Areva’s CEO Philippe Knoche made clear reference to more profitable reactor construction futures elsewhere. World Nuclear News reported, “the company planned to emphasize growth in China, which he described as the ‘new frontier’ of global nuclear power.” China’s business climate doesn’t have to compensate for union labor, quality control standards, disaster preparedness plans, or financial liabilities which make the US reactor business costs just too high.
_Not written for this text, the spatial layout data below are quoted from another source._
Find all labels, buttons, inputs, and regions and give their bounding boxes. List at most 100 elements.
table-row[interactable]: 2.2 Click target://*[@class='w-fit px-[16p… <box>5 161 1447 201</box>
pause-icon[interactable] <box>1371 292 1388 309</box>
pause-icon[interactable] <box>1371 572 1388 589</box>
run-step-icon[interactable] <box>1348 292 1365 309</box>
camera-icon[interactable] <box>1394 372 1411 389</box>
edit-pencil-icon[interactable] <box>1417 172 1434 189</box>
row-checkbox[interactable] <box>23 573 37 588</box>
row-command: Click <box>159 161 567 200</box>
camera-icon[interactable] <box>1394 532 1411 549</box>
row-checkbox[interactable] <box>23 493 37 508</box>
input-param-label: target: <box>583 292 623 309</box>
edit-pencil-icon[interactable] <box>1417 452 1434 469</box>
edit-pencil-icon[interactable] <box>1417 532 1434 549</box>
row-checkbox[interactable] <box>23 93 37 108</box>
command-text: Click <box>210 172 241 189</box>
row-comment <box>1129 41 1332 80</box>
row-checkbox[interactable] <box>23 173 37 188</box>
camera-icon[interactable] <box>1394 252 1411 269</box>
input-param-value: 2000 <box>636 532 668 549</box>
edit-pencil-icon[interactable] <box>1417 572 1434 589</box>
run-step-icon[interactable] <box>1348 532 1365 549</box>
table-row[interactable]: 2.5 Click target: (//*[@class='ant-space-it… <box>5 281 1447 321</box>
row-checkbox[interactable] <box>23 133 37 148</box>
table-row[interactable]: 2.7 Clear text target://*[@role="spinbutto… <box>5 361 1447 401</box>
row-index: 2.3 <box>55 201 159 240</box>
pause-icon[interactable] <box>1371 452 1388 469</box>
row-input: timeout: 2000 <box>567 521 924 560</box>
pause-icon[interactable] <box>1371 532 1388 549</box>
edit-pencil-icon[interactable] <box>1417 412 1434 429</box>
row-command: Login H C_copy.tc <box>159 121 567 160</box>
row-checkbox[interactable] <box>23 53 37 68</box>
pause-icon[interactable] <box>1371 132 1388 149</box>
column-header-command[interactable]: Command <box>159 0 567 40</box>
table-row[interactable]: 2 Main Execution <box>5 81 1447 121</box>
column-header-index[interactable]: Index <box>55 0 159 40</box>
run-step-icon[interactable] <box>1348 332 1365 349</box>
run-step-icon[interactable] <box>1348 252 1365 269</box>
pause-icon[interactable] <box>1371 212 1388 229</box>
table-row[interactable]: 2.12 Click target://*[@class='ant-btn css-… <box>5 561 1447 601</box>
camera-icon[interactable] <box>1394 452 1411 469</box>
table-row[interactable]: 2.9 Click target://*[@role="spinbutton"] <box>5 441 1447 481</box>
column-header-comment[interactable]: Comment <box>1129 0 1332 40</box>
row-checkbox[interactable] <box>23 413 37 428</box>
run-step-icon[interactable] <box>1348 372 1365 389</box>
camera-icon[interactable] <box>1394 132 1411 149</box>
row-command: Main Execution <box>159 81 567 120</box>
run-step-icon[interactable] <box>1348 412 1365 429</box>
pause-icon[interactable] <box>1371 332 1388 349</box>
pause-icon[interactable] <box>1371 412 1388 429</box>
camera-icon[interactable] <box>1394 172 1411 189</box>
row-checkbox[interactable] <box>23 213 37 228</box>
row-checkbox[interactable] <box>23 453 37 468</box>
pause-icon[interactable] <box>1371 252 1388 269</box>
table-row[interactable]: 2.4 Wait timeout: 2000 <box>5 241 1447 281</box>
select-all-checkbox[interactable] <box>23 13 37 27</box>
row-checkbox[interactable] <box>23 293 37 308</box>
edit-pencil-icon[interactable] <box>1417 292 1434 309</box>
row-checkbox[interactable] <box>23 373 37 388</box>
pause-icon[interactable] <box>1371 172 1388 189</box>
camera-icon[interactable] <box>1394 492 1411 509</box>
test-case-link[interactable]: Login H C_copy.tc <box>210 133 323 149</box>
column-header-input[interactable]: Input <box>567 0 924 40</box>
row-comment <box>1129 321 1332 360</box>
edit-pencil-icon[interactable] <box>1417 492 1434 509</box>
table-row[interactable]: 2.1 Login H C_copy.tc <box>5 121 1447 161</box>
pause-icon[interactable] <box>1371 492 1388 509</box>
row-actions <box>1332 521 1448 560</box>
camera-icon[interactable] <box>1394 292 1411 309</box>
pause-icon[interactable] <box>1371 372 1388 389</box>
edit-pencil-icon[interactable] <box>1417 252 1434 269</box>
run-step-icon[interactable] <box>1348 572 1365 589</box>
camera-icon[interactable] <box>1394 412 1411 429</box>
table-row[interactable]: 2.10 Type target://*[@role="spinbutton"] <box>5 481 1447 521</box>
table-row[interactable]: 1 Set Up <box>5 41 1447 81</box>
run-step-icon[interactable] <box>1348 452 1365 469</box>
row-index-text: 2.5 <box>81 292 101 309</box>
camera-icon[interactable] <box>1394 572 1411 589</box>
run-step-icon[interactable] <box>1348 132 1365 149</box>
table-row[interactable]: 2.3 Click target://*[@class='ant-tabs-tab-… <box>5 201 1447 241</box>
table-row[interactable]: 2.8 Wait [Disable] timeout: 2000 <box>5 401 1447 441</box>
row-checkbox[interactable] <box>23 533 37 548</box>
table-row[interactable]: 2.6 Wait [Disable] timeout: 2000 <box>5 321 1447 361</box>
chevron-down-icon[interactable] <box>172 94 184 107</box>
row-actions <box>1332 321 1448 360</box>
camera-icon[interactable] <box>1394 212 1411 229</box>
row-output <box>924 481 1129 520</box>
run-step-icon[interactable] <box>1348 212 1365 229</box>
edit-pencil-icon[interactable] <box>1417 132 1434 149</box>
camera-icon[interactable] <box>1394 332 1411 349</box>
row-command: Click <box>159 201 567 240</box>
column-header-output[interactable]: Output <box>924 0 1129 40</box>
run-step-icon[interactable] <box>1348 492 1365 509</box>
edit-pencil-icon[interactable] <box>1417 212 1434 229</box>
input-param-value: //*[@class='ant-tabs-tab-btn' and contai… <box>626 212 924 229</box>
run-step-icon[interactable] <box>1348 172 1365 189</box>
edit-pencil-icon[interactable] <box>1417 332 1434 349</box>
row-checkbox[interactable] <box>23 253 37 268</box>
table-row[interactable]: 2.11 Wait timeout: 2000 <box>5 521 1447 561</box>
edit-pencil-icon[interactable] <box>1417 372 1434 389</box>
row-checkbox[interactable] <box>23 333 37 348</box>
Areva’s announcement led Unistar Nuclear Energy and its giant partner Constellation Energy to withdraw their application for construction and operating licenses for the proposed Calvert Cliffs 3 reactor in Maryland. Their application referenced the US EPR design and could not have been approved before Areva’s new reactor was certified. The reversal means writing off a large investment by EDF/Unistar/Constellation, which pursued the Calvert Cliffs 3 licenses for eight years, initially applying to the NRC in 2007.
Calvert Cliffs 3 represented the last active plan for new reactors involving the US EPR design. In 2013, Unistar withdrew its application for a US EPR at Nine Mile Point in New York. AmerenUE dumped its plan for Callaway 2 in Missouri in 2009, and PPL Electric Utilities suspended its application for Bell Bend in Pennsylvania in 2014.